We evaluated whether repeated arsenic preexposure can increase acetaminophen-induced hepatic oxidative stress. Rats were exposed to arsenic (25 ppm; rat equivalent concentration of maximum groundwater contamination level) via drinking water for 28 days. Next day, they were given single oral administration of acetaminophen (420 or 1000 mg/kg b.w.). Hepatotoxicity was evaluated by assessing serum biomarkers, cytochrome-P450 (CYP) content, CYP3A4- and CYP2E1-dependent enzymes, lipid peroxidation and antioxidants. Arsenic or acetaminophen increased serum ALT and AST activities and depleted CYP. Arsenic decreased, but acetaminophen increased CYP-dependent enzyme activities. These agents independently increased lipid peroxidation and decreased antioxidants.

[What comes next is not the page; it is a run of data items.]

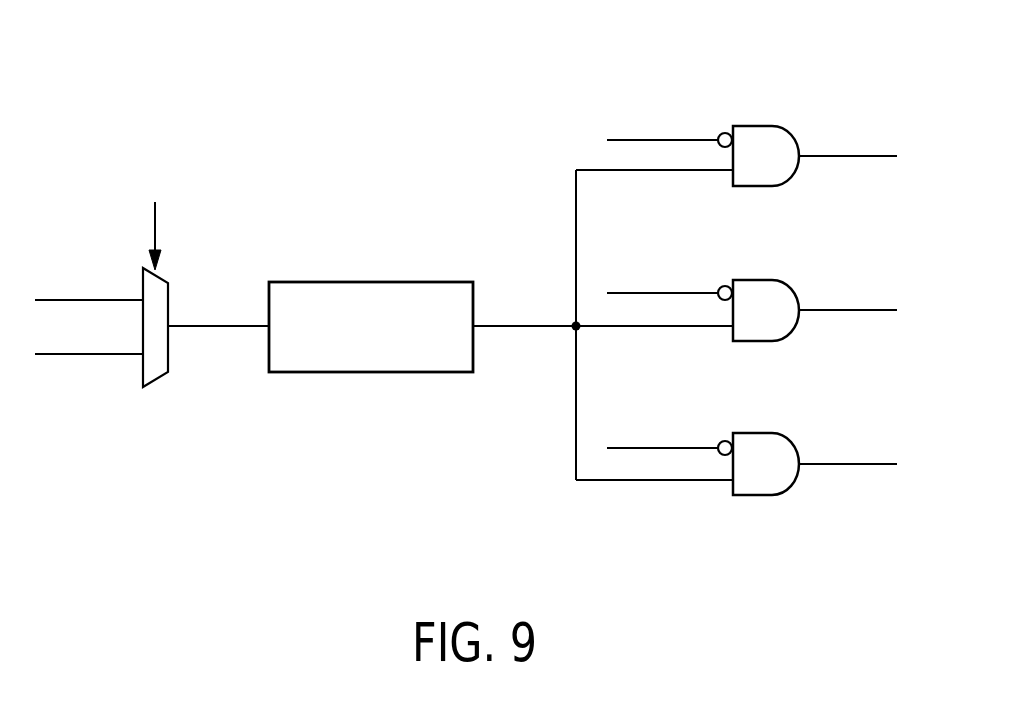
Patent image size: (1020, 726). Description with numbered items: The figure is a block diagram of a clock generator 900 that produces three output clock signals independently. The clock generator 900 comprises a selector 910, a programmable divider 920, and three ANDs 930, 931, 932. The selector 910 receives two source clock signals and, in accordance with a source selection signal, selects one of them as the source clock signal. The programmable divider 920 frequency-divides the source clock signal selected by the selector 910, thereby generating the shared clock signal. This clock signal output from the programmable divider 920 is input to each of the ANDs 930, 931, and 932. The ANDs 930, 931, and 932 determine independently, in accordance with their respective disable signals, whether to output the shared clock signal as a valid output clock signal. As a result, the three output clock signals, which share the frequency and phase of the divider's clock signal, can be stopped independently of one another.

The clock generator 900 is at (110, 535).
The selector 910 is at (155, 375).
The programmable divider 920 is at (375, 372).
The AND 930 is at (762, 126).
The AND 931 is at (762, 280).
The AND 932 is at (762, 433).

Arsenic did not alter the effects of acetaminophen on serum biomarkers, caused further CYP depletion and decreased acetaminophen-mediated induction of drug-metabolizing enzymes. Arsenic enhanced the lower dose of acetaminophen-mediated lipid peroxidation and glutathione depletion with no further alterations in enzymatic antioxidants. However, arsenic attenuated the higher dose-mediated lipid peroxidation and glutathione depletion with improvement in glutathione peroxidase and glutathione reductase activities, further decrease in catalase and no alterations in superoxide dismutase and glutathione-S-transferase activities. Results show that arsenic preexposure increased the susceptibility of rats to hepatic oxidative stress induced by the lower dose of acetaminophen, but reduced the oxidative stress induced by the higher dose.